Reform synagogue in Easton, Pennsylvania, United States

Congregation B'nai Shalom is a Reform Jewish synagogue located at 1545 Bushkill Street, in Easton, Pennsylvania, in the United States. The congregation was formed on August 1, 2020, following the merger of two former congregations.

Founded in 1839 as Brit Shalom, later known as the Temple Covenant of Peace, it is one of the oldest Jewish congregations in the United States. In 2018 the congregation began discussions to merge with the B'nai Abraham Synagogue, founded in 1889.

==History==

Congregation Brit Shalom was founded on August 26, 1839. In 1842, the congregation built a synagogue building at 38 South Sixth Street. In 1959, the congregation, renamed as Temple Covenant of Peace, moved to a new building. By the late twentieth century, the former S. Sixth St building was used as the Second Baptist Church of Easton. In 1996, Mark W. Gordon identified this building as the third oldest synagogue building in the country. However, the old synagogue, subsequent church, was destroyed by arson on June 21, 2003.

Congregation B'nai Abraham, also B'nai Abraham Synagogue (transliterated from Hebrew as "Children of Abraham"), was founded in 1889 by immigrant Jews were from eastern and central Europe, Russia, and the Baltic countries, who practiced in the Orthodox Ashkenazi rite.

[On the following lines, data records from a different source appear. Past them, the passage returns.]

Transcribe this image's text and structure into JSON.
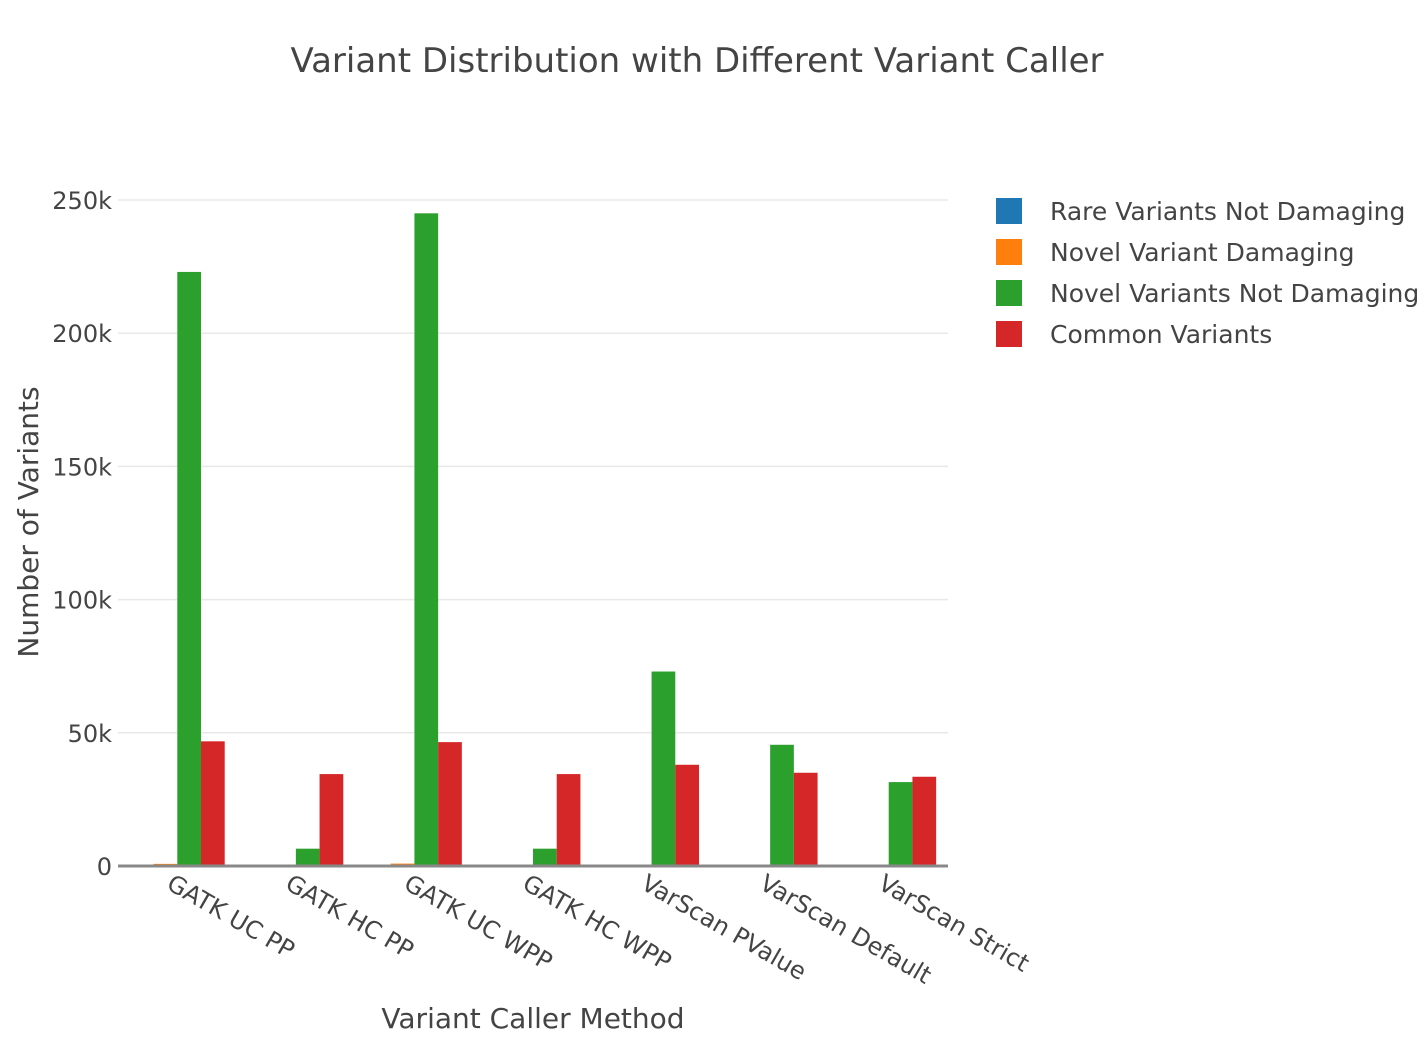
{
  "chart_data": {
    "type": "bar",
    "title": "Variant Distribution with Different Variant Caller",
    "xlabel": "Variant Caller Method",
    "ylabel": "Number of Variants",
    "categories": [
      "GATK UC PP",
      "GATK HC PP",
      "GATK UC WPP",
      "GATK HC WPP",
      "VarScan PValue",
      "VarScan Default",
      "VarScan Strict"
    ],
    "y_ticks": [
      {
        "value": 0,
        "label": "0"
      },
      {
        "value": 50000,
        "label": "50k"
      },
      {
        "value": 100000,
        "label": "100k"
      },
      {
        "value": 150000,
        "label": "150k"
      },
      {
        "value": 200000,
        "label": "200k"
      },
      {
        "value": 250000,
        "label": "250k"
      }
    ],
    "ylim": [
      0,
      250000
    ],
    "grid": true,
    "legend_position": "top-right",
    "series": [
      {
        "name": "Rare Variants Not Damaging",
        "color": "#1f77b4",
        "values": [
          0,
          0,
          0,
          0,
          0,
          0,
          0
        ]
      },
      {
        "name": "Novel Variant Damaging",
        "color": "#ff7f0e",
        "values": [
          800,
          0,
          900,
          0,
          300,
          0,
          0
        ]
      },
      {
        "name": "Novel Variants Not Damaging",
        "color": "#2ca02c",
        "values": [
          223000,
          6500,
          245000,
          6500,
          73000,
          45500,
          31500
        ]
      },
      {
        "name": "Common Variants",
        "color": "#d62728",
        "values": [
          46800,
          34500,
          46500,
          34500,
          38000,
          35000,
          33500
        ]
      }
    ]
  }
}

After several years of discussions, in August 2020 the two congregations merged as Congregation B'nai Shalom. At the time of the merger, B'nai Abraham was aligned with the Conservative movement; however, the new merged congregation embraced the Reform movement. The congregation adopted the former B'nai Abraham Synagogue Bushkill Street building as their new place of worship. The former Temple Covenant of Peace synagogue building was sold.